Who This Space Is For
For mothers, it’s validation or a place to recognize what you may be feeling, especially when it doesn’t match what you were told to expect.
For expecting moms, it’s a way to prepare for more than just birth, including the system you will give birth in, recovery, mental health, and support.
For partners and family, it offers a better understanding of what postpartum actually requires and how to show up in a way that helps.
For healthcare professionals, it provides a lived perspective on where maternal care falls short, particularly after discharge.

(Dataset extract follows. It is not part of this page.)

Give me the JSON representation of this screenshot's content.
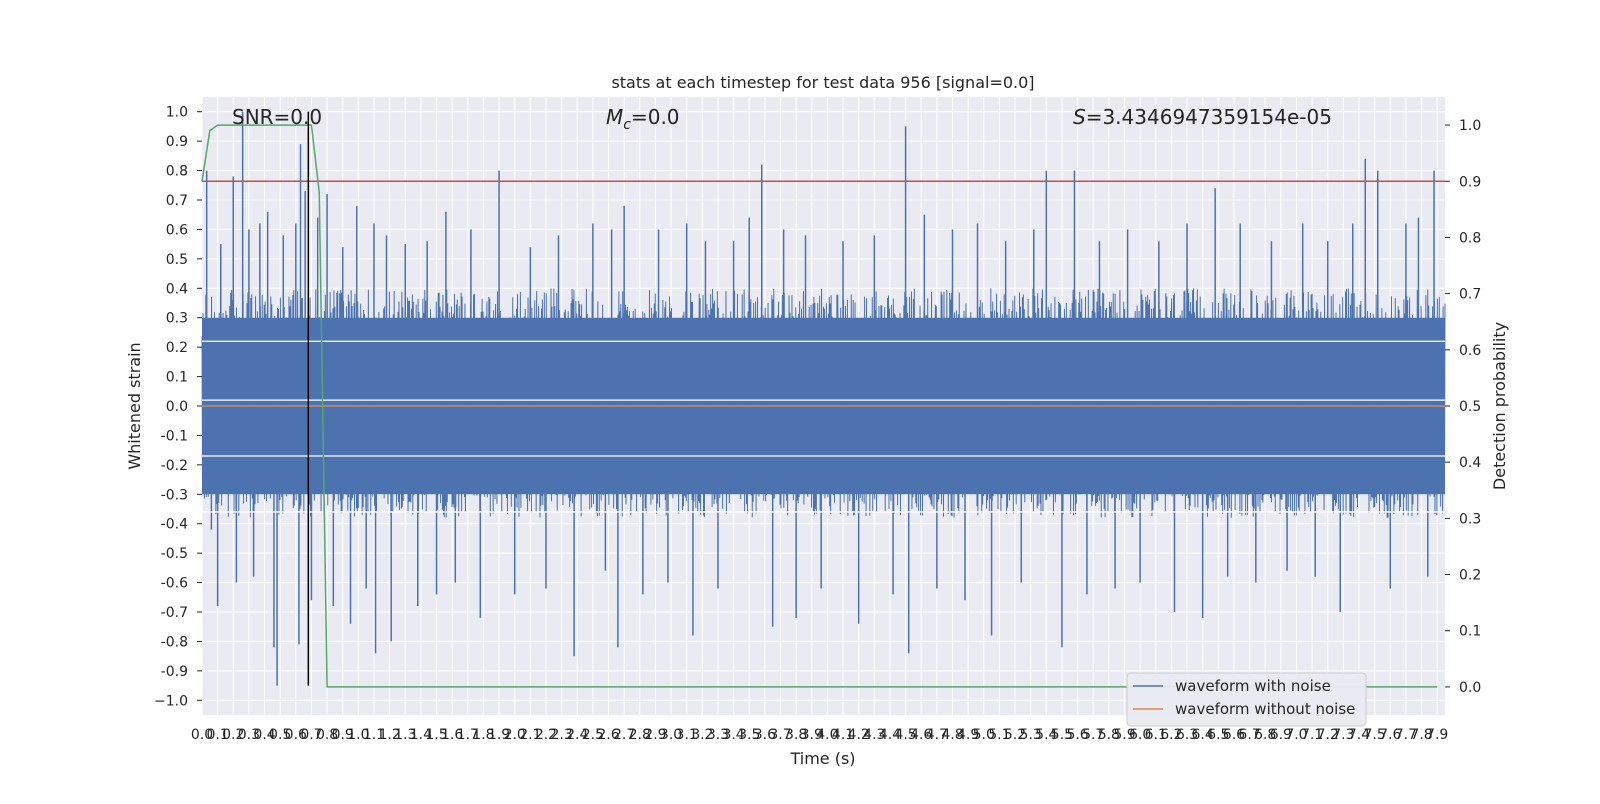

For those who are curious about maternal health or care deeply about systemic issues, it offers a detailed look at where gaps exist and why they matter.
At the center of all of it are two things that are often under-addressed: (1) postpartum prep + support (2) systemic gaps in care.
Who is Casey?
I’m a mother and the author of The Alchemy of Motherhood, a research-backed memoir examining postpartum depression and anxiety, birth trauma, postpartum preeclampsia, and the structural gaps in maternal healthcare.
After a traumatic birth, a readmission for postpartum preeclampsia, and postpartum depression and anxiety that were not initially flagged by standard screening tools, I began writing to understand the distance between policy and lived experience. I began to see how much of postpartum life exists without language, how often women are told they are “fine,” and how quickly continuity of care dissolves once a woman is discharged from the hospital.
My articles braid personal narrative with cultural analysis and medical studies. They examine the motherhood identity, resilience shaped by necessity, medical dismissal softened into reassurance, recovery that is nonlinear, and the invisible labor of holding both gratitude and grief.
I write about what happens when medical attention fades, but the psychological and emotional impact lingers, about the ways women minimize their own suffering because endurance is expected of them, postpartum depression and anxiety, birth trauma, postpartum preeclampsia, and the systemic gaps in maternal healthcare that women are rarely prepared for.
I’m not a clinician. I’m a writer and mother who lived it and who believes moms need support and maternal care deserves both compassion and structural accountability.